12.      OUG nr. 50/2008 werd gewijzigd bij OUG nr. 208/2008 pentru stabilirea unor măsuri privind taxa pe poluare pentru autovehicule (OUG nr. 208/2008 tot vaststelling van enkele maatregelen betreffende de milieuheffing voor motorvoertuigen). Krachtens deze noodverordening moest voor voertuigen waarvan de cilinderinhoud niet groter was dan 2000 cc, en die voor het eerst in Roemenië of in een andere lidstaat van de Europese Unie werden geregistreerd vanaf 15 december 2008, niet de milieuheffing voor motorvoertuigen uit OUG nr. 50/2008 worden betaald. Deze bepalingen zouden tot 31 december 2009 van kracht blijven.

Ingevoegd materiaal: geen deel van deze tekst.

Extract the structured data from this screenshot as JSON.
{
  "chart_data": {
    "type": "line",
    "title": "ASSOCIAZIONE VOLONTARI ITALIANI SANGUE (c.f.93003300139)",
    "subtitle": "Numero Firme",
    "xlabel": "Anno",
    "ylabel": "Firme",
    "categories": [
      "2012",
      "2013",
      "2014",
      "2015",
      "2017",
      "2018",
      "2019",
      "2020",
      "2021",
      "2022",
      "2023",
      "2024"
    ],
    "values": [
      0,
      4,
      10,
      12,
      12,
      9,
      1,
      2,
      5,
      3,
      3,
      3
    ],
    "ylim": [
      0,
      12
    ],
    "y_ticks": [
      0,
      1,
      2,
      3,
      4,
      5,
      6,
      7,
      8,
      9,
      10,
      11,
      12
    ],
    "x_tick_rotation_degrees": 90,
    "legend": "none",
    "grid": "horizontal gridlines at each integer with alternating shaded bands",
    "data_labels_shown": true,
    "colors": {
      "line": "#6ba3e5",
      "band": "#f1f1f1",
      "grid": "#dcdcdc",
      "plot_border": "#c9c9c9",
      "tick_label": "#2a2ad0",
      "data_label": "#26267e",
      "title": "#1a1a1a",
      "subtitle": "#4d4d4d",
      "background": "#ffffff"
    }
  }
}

13.      OUG nr. 208/2008 is ingetrokken bij OUG nr. 218/2008 privind modificarea Ordonanţei de urgenţă a Guvernului nr. 50/2008 pentru instituirea taxei pe poluare pentru autovehicule (OUG nr. 218/2008 tot wijziging van OUG nr. 50/2008 tot vaststelling van de milieubelasting voor motorvoertuigen). Deze noodverordening voorzag onder andere in enkele verdere vrijstellingen voor bepaalde categorieën motorvoertuigen die voor het eerst (in Roemenië dan wel in een andere lidstaat) werden geregistreerd tussen 15 december 2008 en 31 december 2009.

 Hoofdgeding en prejudiciële vraag

14.      I. Tatu, verzoeker in het hoofdgeding, heeft in juli 2008 in Duitsland een tweedehands voertuig van het merk Mercedes-Benz gekocht. De auto was in 1997 gebouwd. Hij behoorde tot de categorie M1, had een cilinderinhoud van 2 155 cc en voldeed aan EURO-norm 2. De koopprijs bedroeg 6 600 EUR.

15.      Op 27 oktober 2008 betaalde Tatu de milieuheffing aan de Roemeense autoriteiten overeenkomstig OUG nr. 50/2008. Tatu betoogt in zijn schriftelijke opmerkingen dat de heffing 7 595 RON (ongeveer 2 054 EUR) bedroeg.

16.      Van mening dat de betrokken heffing onder meer in strijd was met artikel 90 EG (thans artikel 110 VWEU), heeft Tatu bij het Tribunalul Sibiu om teruggaaf verzocht van de betaalde heffing. Hij betoogt in het bijzonder dat de betrokken heffing uit andere lidstaten ingevoerde tweedehands voertuigen discrimineert, aangezien in het geval van ingevoerde voertuigen de heffing volledig ten laste wordt gebracht van de eerste registratie in Roemenië, terwijl de heffing voor voertuigen die in Roemenië werden geregistreerd vóór de invoering van de heffing, in feite nul bedraagt.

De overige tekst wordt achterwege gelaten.